Gladiators once battled to the death beneath the steep banks of the arena's stone terraces, and as many as 20,000 people could squeeze into the giant amphitheatre to generate a frenzied, fevered atmosphere. Built by Roman Emperor Trajan in the second century, it remains one of the largest and grandest Roman constructions in the Balkans. Destroyed twice by earthquakes, the site was only re-discovered in 1966, and even now time may be running out to see the wonder in all of its glory - it's listed as one of the world's most endangered cultural treasures. The Archaeological Museum is blessed with a mesmerising collection and has been displaying unearthed relics from the Roman, Greek and Hellenistic periods since it opened its doors in1951.

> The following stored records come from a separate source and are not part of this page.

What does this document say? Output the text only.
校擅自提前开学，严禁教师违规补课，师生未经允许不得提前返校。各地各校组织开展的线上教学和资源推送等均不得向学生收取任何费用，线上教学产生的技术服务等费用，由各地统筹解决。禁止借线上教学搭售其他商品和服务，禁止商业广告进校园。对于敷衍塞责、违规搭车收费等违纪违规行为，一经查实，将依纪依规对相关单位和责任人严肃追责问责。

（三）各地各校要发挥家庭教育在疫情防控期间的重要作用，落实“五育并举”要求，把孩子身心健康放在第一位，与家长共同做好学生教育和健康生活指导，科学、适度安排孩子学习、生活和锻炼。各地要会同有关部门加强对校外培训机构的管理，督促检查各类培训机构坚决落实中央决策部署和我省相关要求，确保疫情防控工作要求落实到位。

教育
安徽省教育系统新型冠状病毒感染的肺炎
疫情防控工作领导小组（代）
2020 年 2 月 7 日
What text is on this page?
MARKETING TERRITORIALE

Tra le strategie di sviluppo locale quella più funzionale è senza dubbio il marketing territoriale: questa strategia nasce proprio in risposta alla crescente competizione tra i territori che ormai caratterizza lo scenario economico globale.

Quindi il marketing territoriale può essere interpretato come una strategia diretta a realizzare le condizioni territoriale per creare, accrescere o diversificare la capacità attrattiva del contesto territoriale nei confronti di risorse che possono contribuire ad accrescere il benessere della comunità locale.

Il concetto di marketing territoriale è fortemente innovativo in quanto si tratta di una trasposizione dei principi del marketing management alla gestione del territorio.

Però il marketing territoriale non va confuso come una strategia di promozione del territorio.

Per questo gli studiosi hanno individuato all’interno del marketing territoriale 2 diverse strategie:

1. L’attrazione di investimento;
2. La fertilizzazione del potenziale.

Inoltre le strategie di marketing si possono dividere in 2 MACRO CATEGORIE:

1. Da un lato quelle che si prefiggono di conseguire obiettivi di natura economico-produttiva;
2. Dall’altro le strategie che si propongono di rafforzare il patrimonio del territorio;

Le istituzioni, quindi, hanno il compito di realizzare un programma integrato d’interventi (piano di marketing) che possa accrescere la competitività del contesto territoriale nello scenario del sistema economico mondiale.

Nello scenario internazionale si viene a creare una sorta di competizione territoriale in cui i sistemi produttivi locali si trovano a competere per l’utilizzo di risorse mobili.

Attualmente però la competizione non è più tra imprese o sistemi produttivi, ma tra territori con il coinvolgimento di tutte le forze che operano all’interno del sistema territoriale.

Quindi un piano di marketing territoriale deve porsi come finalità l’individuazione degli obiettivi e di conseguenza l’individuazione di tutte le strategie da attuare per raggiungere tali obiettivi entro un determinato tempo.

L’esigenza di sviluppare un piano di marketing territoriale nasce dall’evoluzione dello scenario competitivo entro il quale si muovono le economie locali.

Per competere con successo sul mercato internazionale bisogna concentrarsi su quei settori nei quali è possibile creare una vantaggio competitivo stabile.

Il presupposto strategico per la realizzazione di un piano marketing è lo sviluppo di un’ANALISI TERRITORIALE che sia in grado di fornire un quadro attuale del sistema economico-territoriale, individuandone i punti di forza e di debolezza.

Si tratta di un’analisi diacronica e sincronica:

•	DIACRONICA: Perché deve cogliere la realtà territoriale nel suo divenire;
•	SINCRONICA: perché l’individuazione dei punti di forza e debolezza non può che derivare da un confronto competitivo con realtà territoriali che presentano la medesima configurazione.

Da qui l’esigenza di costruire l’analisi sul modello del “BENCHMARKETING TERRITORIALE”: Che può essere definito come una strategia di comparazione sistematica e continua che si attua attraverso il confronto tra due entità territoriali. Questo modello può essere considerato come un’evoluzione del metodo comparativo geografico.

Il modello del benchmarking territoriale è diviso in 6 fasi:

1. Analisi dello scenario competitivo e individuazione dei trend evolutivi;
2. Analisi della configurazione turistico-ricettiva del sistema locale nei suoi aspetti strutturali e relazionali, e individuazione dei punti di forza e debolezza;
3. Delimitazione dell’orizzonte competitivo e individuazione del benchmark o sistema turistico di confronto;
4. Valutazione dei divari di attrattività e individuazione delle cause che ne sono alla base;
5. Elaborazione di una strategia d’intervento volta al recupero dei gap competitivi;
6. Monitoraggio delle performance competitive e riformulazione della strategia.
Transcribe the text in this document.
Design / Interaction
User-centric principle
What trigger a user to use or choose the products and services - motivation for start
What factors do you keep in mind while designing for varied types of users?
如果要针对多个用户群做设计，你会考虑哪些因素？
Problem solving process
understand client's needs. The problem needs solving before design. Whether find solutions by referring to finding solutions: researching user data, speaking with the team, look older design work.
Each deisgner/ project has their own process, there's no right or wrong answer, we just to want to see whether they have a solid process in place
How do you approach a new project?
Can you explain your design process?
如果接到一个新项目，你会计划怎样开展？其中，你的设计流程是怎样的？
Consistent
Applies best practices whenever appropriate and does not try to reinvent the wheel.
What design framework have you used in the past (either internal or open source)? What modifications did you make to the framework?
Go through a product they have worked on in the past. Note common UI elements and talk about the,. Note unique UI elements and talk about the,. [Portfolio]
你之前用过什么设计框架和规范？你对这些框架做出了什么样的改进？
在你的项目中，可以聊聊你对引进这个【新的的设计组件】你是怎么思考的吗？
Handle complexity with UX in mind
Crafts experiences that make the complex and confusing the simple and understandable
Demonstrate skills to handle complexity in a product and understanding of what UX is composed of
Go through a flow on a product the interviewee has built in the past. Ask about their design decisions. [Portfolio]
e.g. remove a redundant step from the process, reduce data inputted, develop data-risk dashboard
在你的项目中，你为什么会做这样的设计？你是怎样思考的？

A stretch of the crumbling walls of the city's castle remains defiantly standing, and the fortifications are headed up by a round Venetian tower. Rise up the narrow staircase to the roof, where you can gaze over the busy beach, and toast the dipping sunset with a drink. Enjoy some traditional Albanian fare in the form of fergese - a clay-baked blend of peppers, feta and tomatoes. Or plump for tender lamb, ladled with cool yoghurt sauce. Spinach-stuffed pies - called Byrek - are the perfect streetfood pick me up in these parts.